若无龙宫之富,三百打龙鞭下,哪怕杨林有心手下留情,渭河龙君也难有现在的精气神。
「大王,」
一旁的龙母素手轻捻,将一枚宝丹按在龙君肩胛的鞭痕上,面带忧色的看着渭河君身上那些鳞甲翻卷处。
迎着龙母担心的目光,渭河龙君闷哼一声,道:「还有鬼车,他把咱们一家害至如此,几乎成了四海的笑话,本王是不会放过他的,」
此时的渭河龙君,可说是对鬼车恨之入骨,鬼车在渭河边强掳渭河龙女,其所作所为,简直就是把渭河龙宫的脸面放在脚下踩。

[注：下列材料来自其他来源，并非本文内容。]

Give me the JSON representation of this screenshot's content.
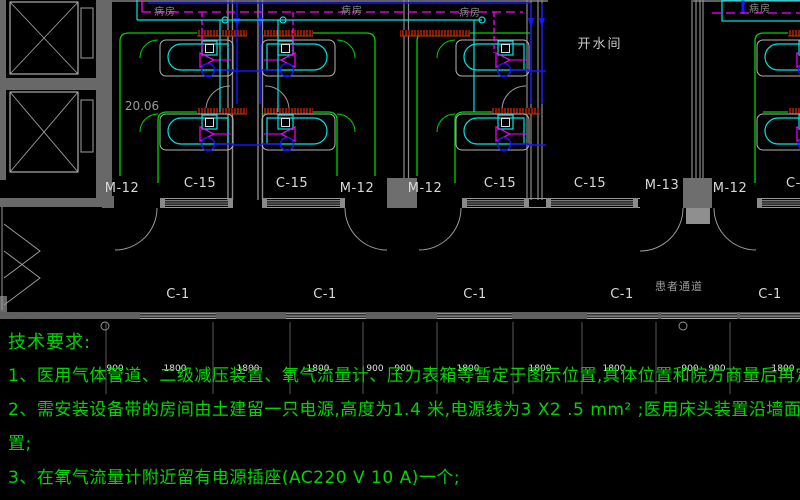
{
  "notes": {
    "title": "技术要求:",
    "line1": "1、医用气体管道、二级减压装置、氧气流量计、压力表箱等暂定于图示位置,具体位置和院方商量后再定",
    "line2": "2、需安装设备带的房间由土建留一只电源,高度为1.4 米,电源线为3 X2 .5 mm² ;医用床头装置沿墙面装",
    "line2_cont": "置;",
    "line3": "3、在氧气流量计附近留有电源插座(AC220 V 10 A)一个;"
  },
  "plan": {
    "ward_labels": [
      "病房",
      "病房",
      "病房",
      "病房"
    ],
    "hot_water_room": "开水间",
    "patient_corridor": "患者通道",
    "level_mark": "20.06",
    "door_labels": [
      "M-12",
      "M-12",
      "M-12",
      "M-13",
      "M-12"
    ],
    "front_window_labels": [
      "C-15",
      "C-15",
      "C-15",
      "C-15",
      "C-15"
    ],
    "corridor_window_labels": [
      "C-1",
      "C-1",
      "C-1",
      "C-1",
      "C-1"
    ],
    "dimensions": [
      "900",
      "1800",
      "1800",
      "1800",
      "900",
      "900",
      "1800",
      "1800",
      "1800",
      "900",
      "900",
      "1800"
    ]
  },
  "colors": {
    "notes_green": "#00d600",
    "outline_green": "#00d400",
    "pipe_blue": "#1515ff",
    "pipe_cyan": "#00e5e5",
    "pipe_magenta": "#ff00ff",
    "hatch_red": "#ff2a00",
    "wall_gray": "#6e6e6e",
    "label_white": "#d8d8d8"
  }
}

经此一遭,渭河龙宫虽寻回了龙女,却也在四海龙族之中颜面大损。
「确实不能放过这畜生,」
龙母玉指攥紧,道:「此獠如此欺辱咱渭河龙宫,坏咱龙宫体面,若不除他,往后四海万灵,又该如何看咱渭河一系,」
「没错,」
听到这话,渭河龙君喉间滚出一声龙吟,道:「上天降刑,我认了,是我纵水为患,打我三百鞭,我无话可说,但这鬼车,必须死,」
「哪怕他是前古遗种,九凤旧身,也不能如此欺我渭河水系!」
说话间,渭河龙君的手重重拍在身旁玉柱上,震得整座龙宫都嗡鸣震颤。
「何况,这畜生不过是占了几分前古遗泽,便想如此作威作福,真当我渭河无人不成,哪怕九凤再现,我渭河龙族,也未必惧祂!」
渭河龙君越说越气,龙威翻涌,殿内碧波狂卷,周遭虾兵蟹将尽皆噤声,连大气都不敢喘。
龙母轻声道:「我听咱家小奴说,这畜生被计都星斗败后,且战且逃,好像是逃到了北海,这才脱身,」
「北海,呵,」
渭河龙君冷笑,道:「我这就修书一封给北海龙王,请北海龙王出兵助我缉拿这畜生,四海龙族出于一系,北海龙王定然会出兵为咱渭河助阵,」
不要小看阎浮龙族,龙族能历诸劫,从前古传承至今,甚至横跨儒释道三教,绝不是好相与的。
祂们在天庭有四海龙王,在道门有五帝龙王,在佛门还有八大龙王,都是一等一的大神仙,根基深厚,势力庞大。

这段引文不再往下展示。